Some recent commentaries fault the widow for colluding with unjust and exploitative economic structures and fault Mark for having Jesus endorse her behavior. In their eagerness to provide a political reading, they may be missing a theological one: the widow is a type of Jesus Christ who similarly chooses to give "his whole life" in the face of those unjust structures that destroy it.
For preachers so inclined, all four lessons read in concert invite a typological reading of the death, resurrection and second coming of Jesus Christ. The widow of Zarephath approaches the death of her son and herself by trusting God, who proves faithful. Ahab and Jezebel, who crush the poor (e.g., Naboth), reap drought as promised, but God "executes justice for the oppressed," "gives food to the hungry" and "upholds the orphan and widow" (Psalm 146). God's word, like the jar of meal and the jug of oil, does not fail. These two lessons point ahead to the faithful death of Jesus and God's faithfulness in raising him from the dead.

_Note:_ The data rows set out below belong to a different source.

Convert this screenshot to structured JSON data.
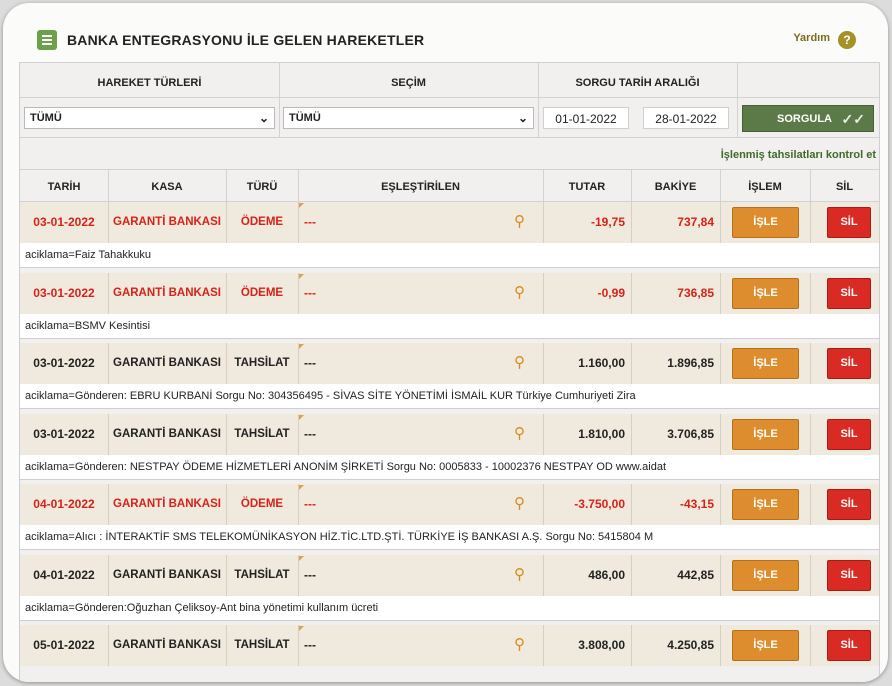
{
  "header": {
    "title": "BANKA ENTEGRASYONU İLE GELEN HAREKETLER",
    "help_label": "Yardım",
    "help_icon": "question-icon"
  },
  "filters": {
    "headers": [
      "HAREKET TÜRLERİ",
      "SEÇİM",
      "SORGU TARİH ARALIĞI"
    ],
    "hareket_turleri": "TÜMÜ",
    "secim": "TÜMÜ",
    "date_from": "01-01-2022",
    "date_to": "28-01-2022",
    "sorgula_label": "SORGULA",
    "kontrol_link": "İşlenmiş tahsilatları kontrol et"
  },
  "table": {
    "columns": [
      "TARİH",
      "KASA",
      "TÜRÜ",
      "EŞLEŞTİRİLEN",
      "TUTAR",
      "BAKİYE",
      "İŞLEM",
      "SİL"
    ],
    "isle_label": "İŞLE",
    "sil_label": "SİL",
    "rows": [
      {
        "tarih": "03-01-2022",
        "kasa": "GARANTİ BANKASI",
        "turu": "ÖDEME",
        "eslestirilen": "---",
        "tutar": "-19,75",
        "bakiye": "737,84",
        "aciklama": "aciklama=Faiz Tahakkuku",
        "color": "red"
      },
      {
        "tarih": "03-01-2022",
        "kasa": "GARANTİ BANKASI",
        "turu": "ÖDEME",
        "eslestirilen": "---",
        "tutar": "-0,99",
        "bakiye": "736,85",
        "aciklama": "aciklama=BSMV Kesintisi",
        "color": "red"
      },
      {
        "tarih": "03-01-2022",
        "kasa": "GARANTİ BANKASI",
        "turu": "TAHSİLAT",
        "eslestirilen": "---",
        "tutar": "1.160,00",
        "bakiye": "1.896,85",
        "aciklama": "aciklama=Gönderen: EBRU KURBANİ Sorgu No: 304356495 - SİVAS SİTE YÖNETİMİ İSMAİL KUR Türkiye Cumhuriyeti Zira",
        "color": "black"
      },
      {
        "tarih": "03-01-2022",
        "kasa": "GARANTİ BANKASI",
        "turu": "TAHSİLAT",
        "eslestirilen": "---",
        "tutar": "1.810,00",
        "bakiye": "3.706,85",
        "aciklama": "aciklama=Gönderen: NESTPAY ÖDEME HİZMETLERİ ANONİM ŞİRKETİ Sorgu No: 0005833 - 10002376 NESTPAY OD www.aidat",
        "color": "black"
      },
      {
        "tarih": "04-01-2022",
        "kasa": "GARANTİ BANKASI",
        "turu": "ÖDEME",
        "eslestirilen": "---",
        "tutar": "-3.750,00",
        "bakiye": "-43,15",
        "aciklama": "aciklama=Alıcı : İNTERAKTİF SMS TELEKOMÜNİKASYON HİZ.TİC.LTD.ŞTİ. TÜRKİYE İŞ BANKASI A.Ş. Sorgu No: 5415804 M",
        "color": "red"
      },
      {
        "tarih": "04-01-2022",
        "kasa": "GARANTİ BANKASI",
        "turu": "TAHSİLAT",
        "eslestirilen": "---",
        "tutar": "486,00",
        "bakiye": "442,85",
        "aciklama": "aciklama=Gönderen:Oğuzhan Çeliksoy-Ant bina yönetimi kullanım ücreti",
        "color": "black"
      },
      {
        "tarih": "05-01-2022",
        "kasa": "GARANTİ BANKASI",
        "turu": "TAHSİLAT",
        "eslestirilen": "---",
        "tutar": "3.808,00",
        "bakiye": "4.250,85",
        "aciklama": "",
        "color": "black"
      }
    ]
  }
}
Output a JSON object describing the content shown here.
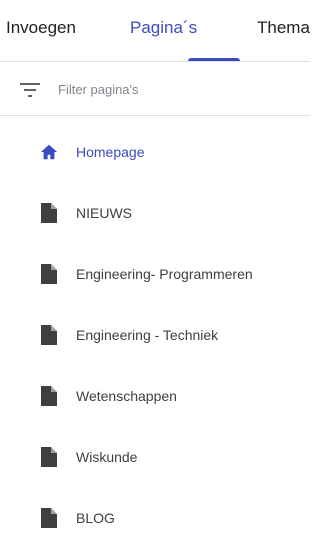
{
  "tabs": [
    {
      "label": "Invoegen",
      "active": false
    },
    {
      "label": "Pagina´s",
      "active": true
    },
    {
      "label": "Thema",
      "active": false
    }
  ],
  "filter": {
    "placeholder": "Filter pagina's",
    "icon": "filter-list-icon"
  },
  "pages": [
    {
      "label": "Homepage",
      "icon": "home-icon",
      "active": true
    },
    {
      "label": "NIEUWS",
      "icon": "page-icon",
      "active": false
    },
    {
      "label": "Engineering- Programmeren",
      "icon": "page-icon",
      "active": false
    },
    {
      "label": "Engineering - Techniek",
      "icon": "page-icon",
      "active": false
    },
    {
      "label": "Wetenschappen",
      "icon": "page-icon",
      "active": false
    },
    {
      "label": "Wiskunde",
      "icon": "page-icon",
      "active": false
    },
    {
      "label": "BLOG",
      "icon": "page-icon",
      "active": false
    }
  ],
  "colors": {
    "accent": "#3c4bbd",
    "icon": "#3c4043",
    "divider": "#e0e0e0"
  }
}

Mark and Hebrews point backwards to the cross: Mark's widow is a parable of Jesus' own death; Hebrews complements that local human story by describing the cosmic significance of the atonement. Hebrews also points ahead: Christ will appear a second time to save those who are eagerly awaiting him. We are challenged to trust God's faithfulness as much as these two widows, the psalmist, Mark, Hebrews and our Savior did. Will we let ourselves be "typecast" in Mark's movie?